Hoping to unearth what everyday life for the Korowai people was really like, photographer Maxim Russkikh has released a series of striking images depicting the mysterious tribe - as the western world creeps in and threatens its traditional life.
Thirty-six-year-old Russkikh, who hails from Moscow, Russia, said: "Korowai, also known as Kolufo, is the mysterious tribe of south eastern Papua who lives in the least explored jungles in the world and has had little contact with the outside world.
"The first documented contact by scientists took place in 1974. Korowai people are generally hunter-gatherers, they must share everything they hunt or gather in order to survive - including the living space.
"Korowai people live in clans that usually consist of two to three tree houses in one forest cleared site, securing the territory of up-to 50 sq km. Usually from five to eight people live in the tree house at one time.
"Korowai are skilled hunters and are sometimes away from their homes for days, hunting for rats, pigs, birds and fish. The staple for their prey consists of sago and bananas. After the sago palm is harvested and split by men, the heart of the sago palm, which produces a starchy substance, is washed and kneaded or beaten by the women to get the sago flour.
"We spent 15 days trying to find some remote settlings, and crossed 120 km in the least explored jungles, but found just two small inhabited settlements. The rest were abandoned."
There are thought to be around 3,000 Korowai people, but Maxim believes the simple way of life they're used to could be under threat from Christian missionaries, as well as the Indonesian government, which has urged them to stop living so remotely.
"Christian missionaries, who have been making first contact with tribes for five hundred years, are still trying to do so today," Maxim continued.
"Korowai have managed to survive in the harsh environment of the rain forest over thousands of years keeping its traditional culture alive. And it seems like right now they are disappearing day by day.

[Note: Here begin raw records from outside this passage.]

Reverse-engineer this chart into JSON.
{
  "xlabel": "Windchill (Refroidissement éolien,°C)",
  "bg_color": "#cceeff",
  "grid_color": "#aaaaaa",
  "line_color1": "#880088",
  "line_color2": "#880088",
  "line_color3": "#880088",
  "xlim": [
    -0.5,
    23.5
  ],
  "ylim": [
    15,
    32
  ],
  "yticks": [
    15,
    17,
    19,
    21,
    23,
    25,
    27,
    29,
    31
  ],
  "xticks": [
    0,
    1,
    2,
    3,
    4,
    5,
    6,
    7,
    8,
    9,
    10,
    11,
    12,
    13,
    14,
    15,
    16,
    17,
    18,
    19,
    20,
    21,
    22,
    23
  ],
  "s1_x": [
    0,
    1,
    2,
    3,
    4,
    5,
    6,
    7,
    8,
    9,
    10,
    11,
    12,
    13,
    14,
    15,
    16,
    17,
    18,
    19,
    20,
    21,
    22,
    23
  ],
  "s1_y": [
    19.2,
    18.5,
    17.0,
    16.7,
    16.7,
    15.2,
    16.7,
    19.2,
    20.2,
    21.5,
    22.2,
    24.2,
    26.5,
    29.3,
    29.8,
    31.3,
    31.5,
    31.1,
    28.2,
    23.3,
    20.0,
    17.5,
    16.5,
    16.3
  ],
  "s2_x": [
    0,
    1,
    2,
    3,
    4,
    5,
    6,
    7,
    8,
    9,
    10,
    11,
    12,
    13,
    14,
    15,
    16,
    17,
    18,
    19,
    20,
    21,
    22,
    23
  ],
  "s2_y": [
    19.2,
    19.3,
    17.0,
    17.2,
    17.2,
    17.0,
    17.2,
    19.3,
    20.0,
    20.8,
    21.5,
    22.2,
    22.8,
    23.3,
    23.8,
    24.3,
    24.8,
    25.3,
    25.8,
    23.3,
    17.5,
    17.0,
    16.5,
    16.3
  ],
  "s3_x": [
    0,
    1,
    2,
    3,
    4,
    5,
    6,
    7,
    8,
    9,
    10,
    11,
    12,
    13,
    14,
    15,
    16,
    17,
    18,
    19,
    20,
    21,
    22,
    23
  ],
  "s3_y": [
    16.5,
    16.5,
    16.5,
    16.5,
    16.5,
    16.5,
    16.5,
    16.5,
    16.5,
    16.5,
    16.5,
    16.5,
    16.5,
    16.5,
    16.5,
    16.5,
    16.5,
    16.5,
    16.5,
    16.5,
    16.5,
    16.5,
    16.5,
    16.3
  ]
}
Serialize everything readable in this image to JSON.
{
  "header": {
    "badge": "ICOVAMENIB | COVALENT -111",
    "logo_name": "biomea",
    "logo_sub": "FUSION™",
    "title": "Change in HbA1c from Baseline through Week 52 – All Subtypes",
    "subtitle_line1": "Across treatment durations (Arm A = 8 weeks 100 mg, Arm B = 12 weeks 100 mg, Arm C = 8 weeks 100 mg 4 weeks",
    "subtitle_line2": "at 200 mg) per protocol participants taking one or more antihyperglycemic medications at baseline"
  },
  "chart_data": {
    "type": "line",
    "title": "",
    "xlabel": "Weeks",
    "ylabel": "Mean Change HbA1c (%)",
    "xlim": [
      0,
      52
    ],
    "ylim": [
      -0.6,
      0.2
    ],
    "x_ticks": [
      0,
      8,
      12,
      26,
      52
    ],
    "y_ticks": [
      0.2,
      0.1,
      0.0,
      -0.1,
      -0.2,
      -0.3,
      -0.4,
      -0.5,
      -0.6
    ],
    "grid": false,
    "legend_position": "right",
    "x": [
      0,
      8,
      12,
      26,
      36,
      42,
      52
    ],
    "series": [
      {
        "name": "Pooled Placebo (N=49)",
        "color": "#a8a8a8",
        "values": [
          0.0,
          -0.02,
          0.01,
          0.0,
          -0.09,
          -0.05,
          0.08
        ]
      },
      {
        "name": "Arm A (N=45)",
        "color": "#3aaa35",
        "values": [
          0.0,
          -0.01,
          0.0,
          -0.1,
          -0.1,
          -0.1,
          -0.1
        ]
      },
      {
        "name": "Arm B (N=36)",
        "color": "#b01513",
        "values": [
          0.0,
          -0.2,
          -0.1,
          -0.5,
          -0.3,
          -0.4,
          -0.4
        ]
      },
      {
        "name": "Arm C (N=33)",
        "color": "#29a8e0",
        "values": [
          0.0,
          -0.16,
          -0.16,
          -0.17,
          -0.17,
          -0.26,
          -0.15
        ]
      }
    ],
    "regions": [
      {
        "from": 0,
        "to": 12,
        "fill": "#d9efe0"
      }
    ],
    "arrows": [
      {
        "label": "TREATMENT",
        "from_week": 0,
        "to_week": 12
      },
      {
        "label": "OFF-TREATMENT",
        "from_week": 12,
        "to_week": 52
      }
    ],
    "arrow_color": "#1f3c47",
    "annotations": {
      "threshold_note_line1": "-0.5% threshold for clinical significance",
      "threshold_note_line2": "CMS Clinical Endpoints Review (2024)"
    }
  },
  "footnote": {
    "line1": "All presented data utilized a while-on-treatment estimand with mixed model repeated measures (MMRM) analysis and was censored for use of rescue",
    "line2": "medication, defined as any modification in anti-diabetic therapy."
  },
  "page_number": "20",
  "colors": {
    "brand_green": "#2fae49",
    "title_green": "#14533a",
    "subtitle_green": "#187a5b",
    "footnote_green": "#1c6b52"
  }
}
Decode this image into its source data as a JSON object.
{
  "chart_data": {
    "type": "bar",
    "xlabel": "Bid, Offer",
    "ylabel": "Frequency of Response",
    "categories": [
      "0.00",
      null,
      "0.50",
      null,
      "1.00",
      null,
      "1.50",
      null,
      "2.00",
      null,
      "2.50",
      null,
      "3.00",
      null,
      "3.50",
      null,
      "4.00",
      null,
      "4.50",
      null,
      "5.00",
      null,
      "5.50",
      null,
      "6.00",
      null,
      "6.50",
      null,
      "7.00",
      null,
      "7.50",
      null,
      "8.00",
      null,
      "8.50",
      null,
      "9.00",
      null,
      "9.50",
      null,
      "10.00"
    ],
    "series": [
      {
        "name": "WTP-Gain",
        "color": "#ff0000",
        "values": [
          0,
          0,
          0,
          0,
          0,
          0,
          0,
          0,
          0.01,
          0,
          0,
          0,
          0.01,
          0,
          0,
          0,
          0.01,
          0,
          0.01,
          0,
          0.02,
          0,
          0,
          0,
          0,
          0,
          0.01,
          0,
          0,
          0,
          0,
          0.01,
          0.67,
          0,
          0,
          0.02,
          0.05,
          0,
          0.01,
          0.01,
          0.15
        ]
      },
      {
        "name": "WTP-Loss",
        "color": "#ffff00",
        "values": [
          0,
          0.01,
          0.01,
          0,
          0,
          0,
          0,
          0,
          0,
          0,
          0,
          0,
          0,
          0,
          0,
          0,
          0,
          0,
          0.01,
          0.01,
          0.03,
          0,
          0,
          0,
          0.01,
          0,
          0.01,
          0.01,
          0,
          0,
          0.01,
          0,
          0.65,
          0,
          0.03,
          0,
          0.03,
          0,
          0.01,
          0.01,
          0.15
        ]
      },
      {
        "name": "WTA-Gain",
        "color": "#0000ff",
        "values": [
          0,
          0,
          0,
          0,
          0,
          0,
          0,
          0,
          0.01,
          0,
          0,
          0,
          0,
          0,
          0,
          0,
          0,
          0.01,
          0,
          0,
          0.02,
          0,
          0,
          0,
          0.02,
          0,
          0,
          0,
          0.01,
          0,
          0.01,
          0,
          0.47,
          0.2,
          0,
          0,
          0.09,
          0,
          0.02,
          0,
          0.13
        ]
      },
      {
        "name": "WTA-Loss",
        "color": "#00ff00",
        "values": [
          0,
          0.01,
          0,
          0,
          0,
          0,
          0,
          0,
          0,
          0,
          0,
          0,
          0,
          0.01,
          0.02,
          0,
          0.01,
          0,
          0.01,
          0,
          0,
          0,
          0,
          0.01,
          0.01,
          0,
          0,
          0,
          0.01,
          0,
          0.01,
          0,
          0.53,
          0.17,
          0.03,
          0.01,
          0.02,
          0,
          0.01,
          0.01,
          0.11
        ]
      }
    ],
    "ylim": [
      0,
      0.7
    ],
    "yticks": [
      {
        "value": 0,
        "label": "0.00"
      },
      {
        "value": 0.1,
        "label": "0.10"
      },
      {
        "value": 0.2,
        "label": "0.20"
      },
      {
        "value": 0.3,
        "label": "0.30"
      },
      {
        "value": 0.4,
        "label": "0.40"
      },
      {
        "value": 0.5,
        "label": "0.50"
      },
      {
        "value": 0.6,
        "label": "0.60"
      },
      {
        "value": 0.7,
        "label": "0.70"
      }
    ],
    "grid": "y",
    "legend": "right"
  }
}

"They are surrounded by the dozens of missionary villages supported by the Indonesian government with the only purpose to introduce the western culture and spiritual values. Hundreds of Korowai have moved already from the jungles to newly constructed missionary settlements and more are coming.
"Often believing that the tribes are 'primitive' and living pitiful lives 'in the dark', the missionaries' ultimate aim is to convert them to Christianity.
"There are less than a hundred uncontacted small tribes around the world and they need to be protected by international law. Uncontacted tribes are the most vulnerable people on earth, especially in West Papua, and they need to survive."